Where the prosecution’s case was straightforward and concise, Libby’s defense was dense and often circuitous, laced with conspiracy theories that seemed primarily intended to confuse the jury. Producing notes written in the vice president’s hand, which Wells referred to yesterday as “one of the most important pieces of evidence in this case,” the defense suggested early on that Libby had been scapegoated by the White House, which was desperate to protect Karl Rove, the “lifeblood” of the Republican Party and the real culprit in the Plame leak. “Not going to protect one staffer and sacrifice the guy that was asked to stick his head in the meat grinder because of the incompetence of others,” the vice president’s notes read.
Over the course of the trial, the defense also offered a handful of sometimes contradictory theories to explain Libby’s account of his conversation with Russert. At one point, Libby’s lawyers floated the possibility that he had confused Russert with Novak, who, according to the defense, Libby had also spoken with during the week of July 6, 2003. Reversing itself, the defense later raised the possibility that the conversation in question had indeed taken place as Libby remembered it, suggesting that one of Russert’s NBC colleagues, either David Gregory or Andrea Mitchell, had told him about Plame prior to his July 10 conversation with Libby.
Leaving aside, for the most part, the more conspiratorial strains of its narrative yesterday, the defense zeroed in on the core of its case, stressing, as it has done throughout the trial, that a senior official like Libby, who worked 14-hour days and six-day weeks and regularly dealt with the country’s most pressing national security concerns, could hardly be expected to recall with accuracy the details of his day-to-day conversations.
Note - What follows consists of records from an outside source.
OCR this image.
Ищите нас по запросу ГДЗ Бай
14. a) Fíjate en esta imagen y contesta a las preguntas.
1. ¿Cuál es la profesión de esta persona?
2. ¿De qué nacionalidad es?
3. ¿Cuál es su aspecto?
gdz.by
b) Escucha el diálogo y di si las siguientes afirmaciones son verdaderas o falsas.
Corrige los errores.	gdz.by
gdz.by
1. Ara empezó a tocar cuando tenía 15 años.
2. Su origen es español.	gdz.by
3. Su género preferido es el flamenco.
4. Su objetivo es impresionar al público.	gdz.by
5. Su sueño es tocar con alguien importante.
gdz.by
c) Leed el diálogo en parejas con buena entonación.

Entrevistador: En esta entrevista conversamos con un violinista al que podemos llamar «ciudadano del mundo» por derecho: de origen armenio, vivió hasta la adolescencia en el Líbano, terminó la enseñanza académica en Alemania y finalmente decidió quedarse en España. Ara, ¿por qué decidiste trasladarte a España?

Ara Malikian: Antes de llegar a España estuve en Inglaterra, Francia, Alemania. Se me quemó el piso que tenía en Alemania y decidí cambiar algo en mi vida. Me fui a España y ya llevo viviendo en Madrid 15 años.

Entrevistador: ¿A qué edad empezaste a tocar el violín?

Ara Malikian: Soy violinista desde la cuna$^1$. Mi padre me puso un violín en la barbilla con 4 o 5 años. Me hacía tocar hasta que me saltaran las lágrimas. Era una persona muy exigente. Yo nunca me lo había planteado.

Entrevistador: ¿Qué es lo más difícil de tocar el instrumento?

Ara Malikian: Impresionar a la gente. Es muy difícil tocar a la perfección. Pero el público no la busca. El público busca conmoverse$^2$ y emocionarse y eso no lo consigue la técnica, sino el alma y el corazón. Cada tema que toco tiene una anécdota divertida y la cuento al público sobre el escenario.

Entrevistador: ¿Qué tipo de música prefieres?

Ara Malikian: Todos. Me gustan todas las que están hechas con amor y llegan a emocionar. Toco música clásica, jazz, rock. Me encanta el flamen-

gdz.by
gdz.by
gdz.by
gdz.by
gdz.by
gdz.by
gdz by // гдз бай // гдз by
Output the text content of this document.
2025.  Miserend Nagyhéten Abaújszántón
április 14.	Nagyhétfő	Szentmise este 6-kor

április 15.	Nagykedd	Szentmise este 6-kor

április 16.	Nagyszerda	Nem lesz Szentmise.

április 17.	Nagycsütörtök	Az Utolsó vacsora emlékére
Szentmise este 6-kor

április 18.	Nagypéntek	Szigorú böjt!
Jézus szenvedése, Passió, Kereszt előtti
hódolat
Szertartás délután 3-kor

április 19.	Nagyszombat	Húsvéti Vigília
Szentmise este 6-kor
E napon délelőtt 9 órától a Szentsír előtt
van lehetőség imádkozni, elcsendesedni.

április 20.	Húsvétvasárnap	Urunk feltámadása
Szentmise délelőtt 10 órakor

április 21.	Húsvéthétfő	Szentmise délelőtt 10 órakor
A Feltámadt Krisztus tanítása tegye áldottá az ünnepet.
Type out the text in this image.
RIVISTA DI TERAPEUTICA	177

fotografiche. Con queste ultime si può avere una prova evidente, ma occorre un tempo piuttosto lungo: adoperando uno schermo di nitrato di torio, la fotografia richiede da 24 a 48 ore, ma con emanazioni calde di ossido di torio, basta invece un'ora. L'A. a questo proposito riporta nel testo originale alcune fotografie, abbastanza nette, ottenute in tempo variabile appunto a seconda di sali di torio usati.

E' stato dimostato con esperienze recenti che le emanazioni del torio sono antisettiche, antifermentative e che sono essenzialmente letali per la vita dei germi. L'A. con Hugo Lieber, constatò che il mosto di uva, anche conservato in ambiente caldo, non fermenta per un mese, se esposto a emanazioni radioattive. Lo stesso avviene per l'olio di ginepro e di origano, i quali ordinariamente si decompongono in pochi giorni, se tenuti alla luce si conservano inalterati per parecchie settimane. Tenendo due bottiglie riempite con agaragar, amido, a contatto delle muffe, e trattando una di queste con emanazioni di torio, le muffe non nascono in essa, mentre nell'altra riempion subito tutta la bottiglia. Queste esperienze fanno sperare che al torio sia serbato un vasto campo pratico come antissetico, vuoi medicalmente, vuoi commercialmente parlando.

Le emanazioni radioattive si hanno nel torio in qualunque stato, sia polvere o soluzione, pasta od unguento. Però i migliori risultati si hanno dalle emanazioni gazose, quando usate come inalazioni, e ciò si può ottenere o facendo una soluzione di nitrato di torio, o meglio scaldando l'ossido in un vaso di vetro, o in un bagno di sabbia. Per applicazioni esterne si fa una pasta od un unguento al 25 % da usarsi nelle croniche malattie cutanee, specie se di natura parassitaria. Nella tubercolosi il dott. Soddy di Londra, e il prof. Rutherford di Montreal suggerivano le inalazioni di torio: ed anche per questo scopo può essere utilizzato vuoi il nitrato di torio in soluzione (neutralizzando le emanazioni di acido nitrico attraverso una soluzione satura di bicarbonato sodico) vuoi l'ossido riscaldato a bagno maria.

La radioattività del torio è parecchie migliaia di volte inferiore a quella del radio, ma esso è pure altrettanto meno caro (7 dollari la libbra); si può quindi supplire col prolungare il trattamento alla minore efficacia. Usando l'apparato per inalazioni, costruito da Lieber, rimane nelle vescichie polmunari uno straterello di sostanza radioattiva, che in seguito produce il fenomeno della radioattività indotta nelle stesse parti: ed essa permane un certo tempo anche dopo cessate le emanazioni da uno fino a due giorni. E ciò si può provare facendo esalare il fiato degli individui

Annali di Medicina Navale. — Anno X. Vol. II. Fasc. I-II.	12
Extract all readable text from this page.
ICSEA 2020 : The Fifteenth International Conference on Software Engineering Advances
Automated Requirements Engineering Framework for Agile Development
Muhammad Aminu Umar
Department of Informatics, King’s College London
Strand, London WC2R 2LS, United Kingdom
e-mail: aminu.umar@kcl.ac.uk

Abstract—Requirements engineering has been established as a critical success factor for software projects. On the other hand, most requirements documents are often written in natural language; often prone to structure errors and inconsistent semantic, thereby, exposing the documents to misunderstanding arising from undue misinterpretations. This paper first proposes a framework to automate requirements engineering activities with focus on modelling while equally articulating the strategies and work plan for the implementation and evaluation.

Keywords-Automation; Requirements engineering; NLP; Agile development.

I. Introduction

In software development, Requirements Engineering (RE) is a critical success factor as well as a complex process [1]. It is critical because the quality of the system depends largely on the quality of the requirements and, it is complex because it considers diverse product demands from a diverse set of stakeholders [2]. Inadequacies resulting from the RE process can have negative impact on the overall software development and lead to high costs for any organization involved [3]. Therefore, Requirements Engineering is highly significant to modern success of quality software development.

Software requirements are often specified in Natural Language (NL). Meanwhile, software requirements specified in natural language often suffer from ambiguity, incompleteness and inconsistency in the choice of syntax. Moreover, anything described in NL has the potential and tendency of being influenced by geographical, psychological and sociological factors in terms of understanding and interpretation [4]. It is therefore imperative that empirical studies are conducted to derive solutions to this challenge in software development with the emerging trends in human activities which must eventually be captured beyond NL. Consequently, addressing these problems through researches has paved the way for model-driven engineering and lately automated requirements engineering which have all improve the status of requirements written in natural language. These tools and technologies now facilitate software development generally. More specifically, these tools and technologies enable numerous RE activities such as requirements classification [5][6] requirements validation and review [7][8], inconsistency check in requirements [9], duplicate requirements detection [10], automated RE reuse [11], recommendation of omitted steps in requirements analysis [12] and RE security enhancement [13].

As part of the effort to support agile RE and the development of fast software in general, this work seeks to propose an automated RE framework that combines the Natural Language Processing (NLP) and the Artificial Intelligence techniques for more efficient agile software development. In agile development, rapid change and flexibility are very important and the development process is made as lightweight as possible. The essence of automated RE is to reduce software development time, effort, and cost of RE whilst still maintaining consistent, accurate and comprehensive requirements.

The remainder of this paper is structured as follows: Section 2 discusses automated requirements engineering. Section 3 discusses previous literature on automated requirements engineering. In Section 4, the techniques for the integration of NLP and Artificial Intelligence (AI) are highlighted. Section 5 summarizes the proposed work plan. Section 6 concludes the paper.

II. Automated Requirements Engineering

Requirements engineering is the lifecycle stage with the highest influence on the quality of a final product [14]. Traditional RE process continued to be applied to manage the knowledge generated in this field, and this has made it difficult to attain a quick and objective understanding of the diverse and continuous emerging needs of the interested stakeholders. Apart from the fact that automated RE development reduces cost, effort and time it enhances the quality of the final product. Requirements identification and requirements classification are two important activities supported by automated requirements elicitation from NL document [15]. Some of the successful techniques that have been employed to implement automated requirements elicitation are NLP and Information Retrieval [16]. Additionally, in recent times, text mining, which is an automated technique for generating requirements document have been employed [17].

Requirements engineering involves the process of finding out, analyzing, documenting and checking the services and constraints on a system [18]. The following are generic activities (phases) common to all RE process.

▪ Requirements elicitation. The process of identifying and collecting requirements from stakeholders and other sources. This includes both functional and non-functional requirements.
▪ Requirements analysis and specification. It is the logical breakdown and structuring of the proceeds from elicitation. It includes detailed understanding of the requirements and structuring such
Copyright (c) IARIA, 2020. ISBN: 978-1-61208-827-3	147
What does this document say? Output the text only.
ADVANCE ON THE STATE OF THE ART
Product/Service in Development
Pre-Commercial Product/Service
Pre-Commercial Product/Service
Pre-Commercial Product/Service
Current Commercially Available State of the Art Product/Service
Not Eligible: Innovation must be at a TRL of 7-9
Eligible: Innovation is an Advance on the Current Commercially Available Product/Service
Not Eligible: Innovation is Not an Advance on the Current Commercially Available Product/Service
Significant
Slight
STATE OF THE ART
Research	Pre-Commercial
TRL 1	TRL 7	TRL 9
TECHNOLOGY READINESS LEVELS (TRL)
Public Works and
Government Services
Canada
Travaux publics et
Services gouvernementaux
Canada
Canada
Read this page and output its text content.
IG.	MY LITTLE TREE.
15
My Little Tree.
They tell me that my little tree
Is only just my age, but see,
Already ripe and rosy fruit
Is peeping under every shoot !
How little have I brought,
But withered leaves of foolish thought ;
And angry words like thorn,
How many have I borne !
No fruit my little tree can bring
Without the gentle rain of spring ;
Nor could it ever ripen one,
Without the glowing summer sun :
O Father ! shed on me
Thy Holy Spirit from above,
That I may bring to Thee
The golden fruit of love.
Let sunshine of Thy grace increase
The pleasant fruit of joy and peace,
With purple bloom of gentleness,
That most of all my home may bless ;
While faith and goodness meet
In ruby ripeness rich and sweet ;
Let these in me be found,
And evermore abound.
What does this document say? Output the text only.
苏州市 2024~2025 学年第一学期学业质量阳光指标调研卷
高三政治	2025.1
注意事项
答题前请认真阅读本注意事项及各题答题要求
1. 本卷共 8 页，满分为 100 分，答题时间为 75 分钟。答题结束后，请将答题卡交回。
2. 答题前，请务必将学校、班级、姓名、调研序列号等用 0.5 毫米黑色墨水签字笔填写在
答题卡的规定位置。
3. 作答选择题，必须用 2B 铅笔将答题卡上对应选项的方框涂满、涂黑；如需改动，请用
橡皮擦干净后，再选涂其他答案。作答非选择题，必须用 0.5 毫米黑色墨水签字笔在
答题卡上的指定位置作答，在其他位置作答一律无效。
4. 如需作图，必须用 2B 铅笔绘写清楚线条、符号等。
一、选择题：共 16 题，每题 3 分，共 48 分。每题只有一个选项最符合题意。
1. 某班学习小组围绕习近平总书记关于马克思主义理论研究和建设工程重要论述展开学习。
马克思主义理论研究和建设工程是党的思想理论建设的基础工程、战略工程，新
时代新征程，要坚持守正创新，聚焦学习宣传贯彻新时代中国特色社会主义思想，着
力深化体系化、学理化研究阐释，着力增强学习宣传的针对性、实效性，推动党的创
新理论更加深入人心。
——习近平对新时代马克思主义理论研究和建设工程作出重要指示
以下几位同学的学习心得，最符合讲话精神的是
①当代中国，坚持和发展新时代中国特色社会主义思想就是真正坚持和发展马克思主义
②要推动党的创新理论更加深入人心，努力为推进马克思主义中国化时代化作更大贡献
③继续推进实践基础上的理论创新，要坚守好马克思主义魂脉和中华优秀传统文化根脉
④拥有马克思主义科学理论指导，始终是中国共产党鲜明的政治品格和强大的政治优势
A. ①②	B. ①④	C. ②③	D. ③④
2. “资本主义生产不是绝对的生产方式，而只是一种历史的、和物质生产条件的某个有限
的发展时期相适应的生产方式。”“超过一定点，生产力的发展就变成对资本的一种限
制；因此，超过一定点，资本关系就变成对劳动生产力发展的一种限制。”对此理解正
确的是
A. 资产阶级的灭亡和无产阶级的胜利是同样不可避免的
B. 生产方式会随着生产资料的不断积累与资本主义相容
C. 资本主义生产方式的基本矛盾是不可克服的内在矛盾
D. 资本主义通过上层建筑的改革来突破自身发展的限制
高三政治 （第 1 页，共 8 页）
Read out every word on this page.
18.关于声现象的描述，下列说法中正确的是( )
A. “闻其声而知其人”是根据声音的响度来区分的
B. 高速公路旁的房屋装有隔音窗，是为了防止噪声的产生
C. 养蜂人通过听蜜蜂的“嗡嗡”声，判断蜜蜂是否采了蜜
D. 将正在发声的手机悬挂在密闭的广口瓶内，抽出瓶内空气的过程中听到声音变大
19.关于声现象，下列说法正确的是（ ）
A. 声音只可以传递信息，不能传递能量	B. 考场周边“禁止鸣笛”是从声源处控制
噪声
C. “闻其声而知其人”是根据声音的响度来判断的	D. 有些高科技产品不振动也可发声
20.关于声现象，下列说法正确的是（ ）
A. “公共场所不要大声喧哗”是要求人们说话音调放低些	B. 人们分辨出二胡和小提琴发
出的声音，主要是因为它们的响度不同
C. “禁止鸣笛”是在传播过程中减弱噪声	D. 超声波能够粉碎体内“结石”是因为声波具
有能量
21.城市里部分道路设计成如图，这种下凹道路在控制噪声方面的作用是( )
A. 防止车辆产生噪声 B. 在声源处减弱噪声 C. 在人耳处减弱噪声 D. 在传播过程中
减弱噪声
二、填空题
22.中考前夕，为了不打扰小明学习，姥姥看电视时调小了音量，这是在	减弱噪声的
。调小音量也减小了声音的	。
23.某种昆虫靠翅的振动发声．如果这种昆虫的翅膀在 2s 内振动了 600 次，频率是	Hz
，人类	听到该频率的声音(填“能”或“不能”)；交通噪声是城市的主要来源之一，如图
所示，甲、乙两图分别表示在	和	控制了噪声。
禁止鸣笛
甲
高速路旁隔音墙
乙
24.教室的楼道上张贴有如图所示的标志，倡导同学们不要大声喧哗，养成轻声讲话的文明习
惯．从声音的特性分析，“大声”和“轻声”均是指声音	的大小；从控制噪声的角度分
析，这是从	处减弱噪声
Libby was “bombarded by a blizzard of information” daily, Wells said, painting the picture of an administration in crisis. In the summer of 2003, with Iraq’s weapons of mass destruction yet to be found and the case for war coming under intense scrutiny, “the wheels” were “falling off the Bush administration,” Wells said. “It was a crazy period. And now they’re saying what do you remember about Valerie Wilson.” Wells then acknowledged that Libby “made a lot of mistakes” during his appearances before the grand jury and said that he was “confused about a lot of things” during his testimony. But, he said, the prosecution’s witnesses were guilty of memory lapses too. “There were memory problems with every witness.”
Nearing the end of his closing statement, Wells, channeling the charisma of a Baptist preacher, paced the courtroom, his voice rising to a shout one moment and a whisper the next. “I say to you don’t in this case sacrifice Scooter Libby for how you may feel about the war in Iraq, or how you feel about the Bush administration,” he said. “Don’t sacrifice Scooter Libby.”
“For the past month he’s been under my protection,” Wells continued, telling the jury that they were now entrusted with Libby’s fate. “Just give him back to me,” he implored, starting to sob. “Just give him back to me.”